5. Un city break accessible, à taille humaine, sans les inconvénients du tourisme de masse
C’est peut-être la raison la plus déterminante. Zagreb ressemble davantage à une grande ville de province qu’à une mégapole touristique. La plupart des visiteurs de Croatie se dirigent vers la côte adriatique, ce qui permet d’explorer Zagreb à son rythme, sans les foules qui envahissent Dubrovnik ou Venise en haute saison.
La ville est compacte et traversable à pied, avec un réseau de tramways efficace et abordable qui dessert tous les quartiers. Le réseau de tramways, qui transporte des centaines de milliers de passagers chaque jour sur 15 lignes de jour, reste l’un des moyens les plus pratiques pour naviguer d’un quartier à l’autre. Pas besoin de voiture, pas besoin de se ruiner en taxi.
Côté budget, Zagreb offre un rapport qualité-prix que les voyageurs européens ont du mal à trouver ailleurs dans des capitales comparables. Les hébergements, les restaurants et les activités culturelles restent significativement moins chers que dans les capitales d’Europe occidentale de même standing. Zagreb est en outre élue depuis plusieurs années parmi les meilleures destinations européennes pour les marchés de Noël, avec des illuminations et une atmosphère hivernale qui font de la ville une adresse incontournable en décembre.
Avec 803 000 habitants, Zagreb est une ville à taille humaine où la vie sociale se déroule dans des cafés chaleureux, des marchés animés et des parcs ombragés, dans une atmosphère décontractée que les visiteurs adoptent naturellement dès les premières heures.
Zagreb en city break : le mot de la fin
Zagreb n’est pas une découverte à garder pour soi. La capitale croate est en train de prendre la place qui lui revient sur la carte des grands city breaks européens, avec une personnalité propre qui doit autant à l’Europe centrale qu’à la Méditerranée. Entre une Ville Haute médiévale, des musées comme on n’en trouve nulle part ailleurs, une gastronomie ambitieuse et une douceur de vivre rare, Zagreb offre en deux ou trois jours une densité d’expériences que beaucoup de capitales plus connues ne proposent plus. Et pour ceux qui souhaitent pousser plus loin l’exploration, les alentours de Zagreb réservent d’autres surprises : les châteaux de la région de Zagorje, les vignobles de Slavonie ou les sites naturels de la Croatie continentale sont autant de pistes à explorer dans un prochain séjour en Croatie.
FAQ — Zagreb en city break : vos questions les plus fréquentes
Faut-il un visa pour se rendre à Zagreb depuis la France ?

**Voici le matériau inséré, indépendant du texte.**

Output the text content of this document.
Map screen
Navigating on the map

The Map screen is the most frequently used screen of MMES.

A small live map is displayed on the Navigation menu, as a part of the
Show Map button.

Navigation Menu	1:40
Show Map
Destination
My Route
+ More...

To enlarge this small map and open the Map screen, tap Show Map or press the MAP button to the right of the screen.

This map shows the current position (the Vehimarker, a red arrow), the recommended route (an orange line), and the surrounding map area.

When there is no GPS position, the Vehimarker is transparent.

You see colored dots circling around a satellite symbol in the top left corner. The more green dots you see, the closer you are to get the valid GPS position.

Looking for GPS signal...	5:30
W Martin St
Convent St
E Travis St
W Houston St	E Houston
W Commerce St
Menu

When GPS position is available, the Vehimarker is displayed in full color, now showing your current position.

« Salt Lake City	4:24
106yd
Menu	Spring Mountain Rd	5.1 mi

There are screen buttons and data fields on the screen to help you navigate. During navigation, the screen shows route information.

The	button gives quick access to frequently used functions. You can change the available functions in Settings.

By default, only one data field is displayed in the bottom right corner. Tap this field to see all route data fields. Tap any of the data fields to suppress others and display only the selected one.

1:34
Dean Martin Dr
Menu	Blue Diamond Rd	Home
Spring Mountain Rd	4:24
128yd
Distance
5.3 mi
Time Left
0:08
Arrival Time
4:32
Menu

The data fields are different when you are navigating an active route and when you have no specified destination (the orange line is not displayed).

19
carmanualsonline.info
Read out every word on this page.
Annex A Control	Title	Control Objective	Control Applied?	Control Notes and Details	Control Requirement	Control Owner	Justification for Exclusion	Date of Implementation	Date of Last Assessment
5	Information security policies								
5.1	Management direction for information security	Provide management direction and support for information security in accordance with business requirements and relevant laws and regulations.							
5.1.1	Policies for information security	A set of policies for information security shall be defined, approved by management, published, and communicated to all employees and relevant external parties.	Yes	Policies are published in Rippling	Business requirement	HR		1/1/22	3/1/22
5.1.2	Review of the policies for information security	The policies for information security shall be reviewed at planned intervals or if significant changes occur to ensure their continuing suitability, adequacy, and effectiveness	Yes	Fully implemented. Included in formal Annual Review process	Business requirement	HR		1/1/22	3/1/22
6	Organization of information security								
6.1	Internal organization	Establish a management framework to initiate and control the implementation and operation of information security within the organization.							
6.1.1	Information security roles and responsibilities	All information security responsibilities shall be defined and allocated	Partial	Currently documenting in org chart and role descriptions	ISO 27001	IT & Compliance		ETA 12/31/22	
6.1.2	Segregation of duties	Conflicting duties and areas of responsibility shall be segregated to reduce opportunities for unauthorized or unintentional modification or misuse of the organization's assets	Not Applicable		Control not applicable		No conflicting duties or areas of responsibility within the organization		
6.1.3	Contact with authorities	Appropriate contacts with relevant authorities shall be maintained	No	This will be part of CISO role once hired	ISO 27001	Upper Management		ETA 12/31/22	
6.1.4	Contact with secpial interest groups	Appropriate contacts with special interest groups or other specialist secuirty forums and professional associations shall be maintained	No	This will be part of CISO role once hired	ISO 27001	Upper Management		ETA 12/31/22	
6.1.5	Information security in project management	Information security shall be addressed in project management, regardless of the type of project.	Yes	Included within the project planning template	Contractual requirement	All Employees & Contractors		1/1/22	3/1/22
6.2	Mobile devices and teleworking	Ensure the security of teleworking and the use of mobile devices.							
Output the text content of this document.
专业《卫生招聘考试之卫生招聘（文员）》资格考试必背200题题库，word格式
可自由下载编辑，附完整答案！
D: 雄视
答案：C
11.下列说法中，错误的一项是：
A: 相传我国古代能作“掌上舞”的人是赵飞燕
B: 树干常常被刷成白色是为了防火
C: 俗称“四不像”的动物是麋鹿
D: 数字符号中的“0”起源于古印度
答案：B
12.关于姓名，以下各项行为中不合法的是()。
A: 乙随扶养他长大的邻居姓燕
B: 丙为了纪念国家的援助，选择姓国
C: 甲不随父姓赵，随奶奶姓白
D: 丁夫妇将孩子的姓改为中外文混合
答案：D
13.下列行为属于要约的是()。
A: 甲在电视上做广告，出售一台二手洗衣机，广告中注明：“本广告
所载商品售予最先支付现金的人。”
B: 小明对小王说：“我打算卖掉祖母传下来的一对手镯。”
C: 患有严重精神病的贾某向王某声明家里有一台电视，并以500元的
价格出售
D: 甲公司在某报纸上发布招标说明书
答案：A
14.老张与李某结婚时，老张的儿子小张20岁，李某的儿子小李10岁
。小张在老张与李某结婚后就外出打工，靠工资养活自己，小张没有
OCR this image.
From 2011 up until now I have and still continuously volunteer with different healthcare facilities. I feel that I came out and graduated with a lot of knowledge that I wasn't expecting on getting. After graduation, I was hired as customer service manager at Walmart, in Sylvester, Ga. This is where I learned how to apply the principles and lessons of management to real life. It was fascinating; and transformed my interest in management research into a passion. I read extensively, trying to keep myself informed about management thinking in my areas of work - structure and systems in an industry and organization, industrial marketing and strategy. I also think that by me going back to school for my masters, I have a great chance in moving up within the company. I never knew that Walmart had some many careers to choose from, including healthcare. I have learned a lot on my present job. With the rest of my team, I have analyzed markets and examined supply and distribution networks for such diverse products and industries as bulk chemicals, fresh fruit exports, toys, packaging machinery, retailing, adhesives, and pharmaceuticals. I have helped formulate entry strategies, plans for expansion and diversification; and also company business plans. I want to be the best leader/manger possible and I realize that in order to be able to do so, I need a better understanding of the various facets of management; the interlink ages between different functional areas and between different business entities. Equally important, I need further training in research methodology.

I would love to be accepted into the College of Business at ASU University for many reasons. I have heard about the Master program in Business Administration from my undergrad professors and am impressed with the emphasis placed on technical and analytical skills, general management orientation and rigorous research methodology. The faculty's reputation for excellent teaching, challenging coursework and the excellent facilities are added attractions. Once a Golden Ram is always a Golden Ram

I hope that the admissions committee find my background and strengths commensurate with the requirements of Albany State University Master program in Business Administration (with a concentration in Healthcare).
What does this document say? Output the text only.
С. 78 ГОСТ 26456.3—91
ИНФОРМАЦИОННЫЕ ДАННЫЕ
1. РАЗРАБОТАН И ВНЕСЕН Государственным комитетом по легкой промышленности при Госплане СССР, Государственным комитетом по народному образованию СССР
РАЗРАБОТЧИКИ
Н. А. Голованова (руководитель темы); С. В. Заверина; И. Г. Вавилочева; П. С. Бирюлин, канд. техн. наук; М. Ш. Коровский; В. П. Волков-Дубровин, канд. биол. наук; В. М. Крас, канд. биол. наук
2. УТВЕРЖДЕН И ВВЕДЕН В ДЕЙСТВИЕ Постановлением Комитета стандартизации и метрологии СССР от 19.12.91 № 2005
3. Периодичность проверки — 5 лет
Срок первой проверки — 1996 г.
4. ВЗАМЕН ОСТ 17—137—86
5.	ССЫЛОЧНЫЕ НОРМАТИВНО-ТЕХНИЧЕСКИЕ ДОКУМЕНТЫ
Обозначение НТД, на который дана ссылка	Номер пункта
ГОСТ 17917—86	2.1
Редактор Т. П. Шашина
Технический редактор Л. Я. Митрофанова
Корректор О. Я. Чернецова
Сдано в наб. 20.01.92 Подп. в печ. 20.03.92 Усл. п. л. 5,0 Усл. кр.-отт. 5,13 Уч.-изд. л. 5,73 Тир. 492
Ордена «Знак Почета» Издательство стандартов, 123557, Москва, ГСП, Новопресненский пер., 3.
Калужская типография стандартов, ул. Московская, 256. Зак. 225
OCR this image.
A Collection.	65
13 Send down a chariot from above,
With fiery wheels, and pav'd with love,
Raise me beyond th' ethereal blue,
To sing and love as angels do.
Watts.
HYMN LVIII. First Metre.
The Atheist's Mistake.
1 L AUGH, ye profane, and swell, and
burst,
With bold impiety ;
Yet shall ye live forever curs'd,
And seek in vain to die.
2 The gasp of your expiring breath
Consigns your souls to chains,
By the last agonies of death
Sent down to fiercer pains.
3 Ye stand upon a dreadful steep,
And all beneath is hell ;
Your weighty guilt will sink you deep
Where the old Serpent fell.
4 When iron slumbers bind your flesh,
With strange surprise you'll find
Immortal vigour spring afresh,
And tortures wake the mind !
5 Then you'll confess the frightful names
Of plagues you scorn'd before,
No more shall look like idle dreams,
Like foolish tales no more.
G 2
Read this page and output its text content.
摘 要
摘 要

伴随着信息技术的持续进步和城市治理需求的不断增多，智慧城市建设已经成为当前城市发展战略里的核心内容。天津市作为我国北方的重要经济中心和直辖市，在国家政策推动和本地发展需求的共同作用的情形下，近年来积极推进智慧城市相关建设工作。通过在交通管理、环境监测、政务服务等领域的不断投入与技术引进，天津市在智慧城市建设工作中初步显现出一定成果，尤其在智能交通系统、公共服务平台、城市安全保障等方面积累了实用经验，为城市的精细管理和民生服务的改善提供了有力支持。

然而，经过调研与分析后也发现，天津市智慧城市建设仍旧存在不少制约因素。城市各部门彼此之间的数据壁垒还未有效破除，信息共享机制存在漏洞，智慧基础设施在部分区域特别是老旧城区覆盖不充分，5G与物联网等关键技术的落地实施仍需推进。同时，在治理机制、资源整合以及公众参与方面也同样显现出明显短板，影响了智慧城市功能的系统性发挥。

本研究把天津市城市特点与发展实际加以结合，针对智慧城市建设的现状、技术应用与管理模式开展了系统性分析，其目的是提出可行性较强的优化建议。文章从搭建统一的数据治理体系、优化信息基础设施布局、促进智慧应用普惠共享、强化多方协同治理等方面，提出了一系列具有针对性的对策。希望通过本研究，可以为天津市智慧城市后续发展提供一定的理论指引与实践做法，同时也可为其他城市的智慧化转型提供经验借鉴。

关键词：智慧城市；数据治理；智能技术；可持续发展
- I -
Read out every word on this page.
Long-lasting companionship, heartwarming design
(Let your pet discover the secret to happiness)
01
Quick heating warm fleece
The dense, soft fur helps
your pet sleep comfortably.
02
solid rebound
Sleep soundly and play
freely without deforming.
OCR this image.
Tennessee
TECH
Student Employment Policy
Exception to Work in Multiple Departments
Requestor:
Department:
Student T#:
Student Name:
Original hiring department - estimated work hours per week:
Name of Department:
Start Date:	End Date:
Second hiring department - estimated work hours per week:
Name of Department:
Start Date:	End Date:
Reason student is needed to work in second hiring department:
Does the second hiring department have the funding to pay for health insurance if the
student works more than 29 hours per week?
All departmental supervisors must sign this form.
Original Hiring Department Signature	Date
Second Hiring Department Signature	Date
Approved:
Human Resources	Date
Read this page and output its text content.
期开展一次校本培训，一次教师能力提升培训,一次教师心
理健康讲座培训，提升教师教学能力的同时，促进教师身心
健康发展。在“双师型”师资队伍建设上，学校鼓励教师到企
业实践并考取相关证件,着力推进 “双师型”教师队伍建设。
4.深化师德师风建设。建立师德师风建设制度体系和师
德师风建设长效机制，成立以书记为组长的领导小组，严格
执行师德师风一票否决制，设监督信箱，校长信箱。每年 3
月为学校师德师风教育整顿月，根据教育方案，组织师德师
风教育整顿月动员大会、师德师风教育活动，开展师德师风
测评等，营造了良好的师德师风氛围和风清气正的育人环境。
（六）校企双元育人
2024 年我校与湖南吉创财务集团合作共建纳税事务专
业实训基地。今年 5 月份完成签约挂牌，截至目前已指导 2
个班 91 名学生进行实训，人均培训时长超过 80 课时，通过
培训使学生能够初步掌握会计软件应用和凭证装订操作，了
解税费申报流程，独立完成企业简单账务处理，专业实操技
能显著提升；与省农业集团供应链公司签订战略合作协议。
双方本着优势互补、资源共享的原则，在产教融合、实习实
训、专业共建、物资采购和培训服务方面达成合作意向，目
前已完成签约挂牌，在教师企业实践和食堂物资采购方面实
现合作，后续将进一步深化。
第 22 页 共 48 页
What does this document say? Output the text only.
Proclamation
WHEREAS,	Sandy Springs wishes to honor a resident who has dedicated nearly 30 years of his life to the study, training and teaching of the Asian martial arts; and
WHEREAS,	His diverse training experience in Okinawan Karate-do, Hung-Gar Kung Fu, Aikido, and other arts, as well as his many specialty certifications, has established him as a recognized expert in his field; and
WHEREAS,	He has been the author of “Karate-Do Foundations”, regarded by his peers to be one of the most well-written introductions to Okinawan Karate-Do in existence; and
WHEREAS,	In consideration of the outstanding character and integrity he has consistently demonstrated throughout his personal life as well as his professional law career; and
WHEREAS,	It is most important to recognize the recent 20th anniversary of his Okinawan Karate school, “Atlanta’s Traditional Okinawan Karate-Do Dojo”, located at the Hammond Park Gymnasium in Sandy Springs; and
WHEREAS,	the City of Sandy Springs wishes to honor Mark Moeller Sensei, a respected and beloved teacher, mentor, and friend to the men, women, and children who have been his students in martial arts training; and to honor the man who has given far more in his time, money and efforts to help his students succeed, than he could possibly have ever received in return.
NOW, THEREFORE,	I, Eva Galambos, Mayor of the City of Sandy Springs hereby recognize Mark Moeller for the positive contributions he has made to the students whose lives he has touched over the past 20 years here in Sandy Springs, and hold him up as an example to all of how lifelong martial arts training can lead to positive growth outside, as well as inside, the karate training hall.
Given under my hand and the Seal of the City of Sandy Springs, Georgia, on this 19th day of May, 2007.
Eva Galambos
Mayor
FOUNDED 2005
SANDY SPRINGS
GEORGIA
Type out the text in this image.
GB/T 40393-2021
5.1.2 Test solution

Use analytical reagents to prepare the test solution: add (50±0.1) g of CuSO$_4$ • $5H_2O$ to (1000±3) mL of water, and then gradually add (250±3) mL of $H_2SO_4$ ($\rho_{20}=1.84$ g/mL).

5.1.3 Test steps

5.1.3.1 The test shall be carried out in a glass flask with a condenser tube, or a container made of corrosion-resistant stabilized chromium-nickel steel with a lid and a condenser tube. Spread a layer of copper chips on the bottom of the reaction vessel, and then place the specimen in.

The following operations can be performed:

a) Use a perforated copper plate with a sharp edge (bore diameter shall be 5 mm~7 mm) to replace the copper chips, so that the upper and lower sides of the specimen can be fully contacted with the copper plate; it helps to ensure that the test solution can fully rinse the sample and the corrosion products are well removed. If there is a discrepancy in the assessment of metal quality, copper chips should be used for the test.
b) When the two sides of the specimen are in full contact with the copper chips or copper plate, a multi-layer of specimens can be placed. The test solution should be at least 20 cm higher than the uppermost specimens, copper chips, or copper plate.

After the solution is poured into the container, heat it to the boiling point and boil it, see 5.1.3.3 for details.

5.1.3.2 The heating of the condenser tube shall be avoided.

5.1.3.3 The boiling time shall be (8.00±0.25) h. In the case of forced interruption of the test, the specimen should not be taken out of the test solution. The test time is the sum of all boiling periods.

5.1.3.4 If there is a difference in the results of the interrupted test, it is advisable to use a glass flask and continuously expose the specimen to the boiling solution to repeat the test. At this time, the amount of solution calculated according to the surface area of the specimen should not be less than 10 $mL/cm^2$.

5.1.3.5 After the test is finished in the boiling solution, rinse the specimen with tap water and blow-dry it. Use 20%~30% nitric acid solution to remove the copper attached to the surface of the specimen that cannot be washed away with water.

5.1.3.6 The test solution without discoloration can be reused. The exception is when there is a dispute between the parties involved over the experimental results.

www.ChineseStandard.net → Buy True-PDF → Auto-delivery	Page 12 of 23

Non. La Croatie est membre de l’Union européenne et de l’espace Schengen depuis 2023. Les citoyens français et européens voyagent avec leur carte d’identité ou leur passeport, sans démarche visa.
Quelle est la monnaie utilisée à Zagreb ?
Depuis janvier 2023, la Croatie a adopté l’euro comme monnaie officielle, ce qui simplifie considérablement la gestion du budget pour les voyageurs en provenance de la zone euro.
Combien de temps faut-il pour visiter Zagreb ?
Un long weekend de deux à trois jours est idéal pour découvrir les principaux quartiers, musées et marchés à un rythme confortable. Trois jours permettent d’ajouter une excursion en dehors de la ville.
Quelle est la meilleure période pour visiter Zagreb ?
Le printemps (avril-juin) et l’automne (septembre-octobre) offrent des températures agréables et une animation culturelle à son meilleur niveau. Le mois de décembre est particulièrement recommandé pour son marché de Noël, reconnu parmi les plus beaux d’Europe.
Y a-t-il des vols directs depuis la France vers Zagreb ?
Oui. Plusieurs compagnies aériennes proposent des liaisons directes depuis Paris et d’autres grandes villes françaises vers l’aéroport international de Zagreb. La durée du vol est d’environ deux heures depuis Paris.
La Zagreb Card vaut-elle le coup ?
La Zagreb Card est une carte touristique qui donne accès aux transports en commun et à des réductions dans les principaux musées et restaurants. Elle est particulièrement avantageuse pour les séjours de deux jours avec un programme de visites chargé.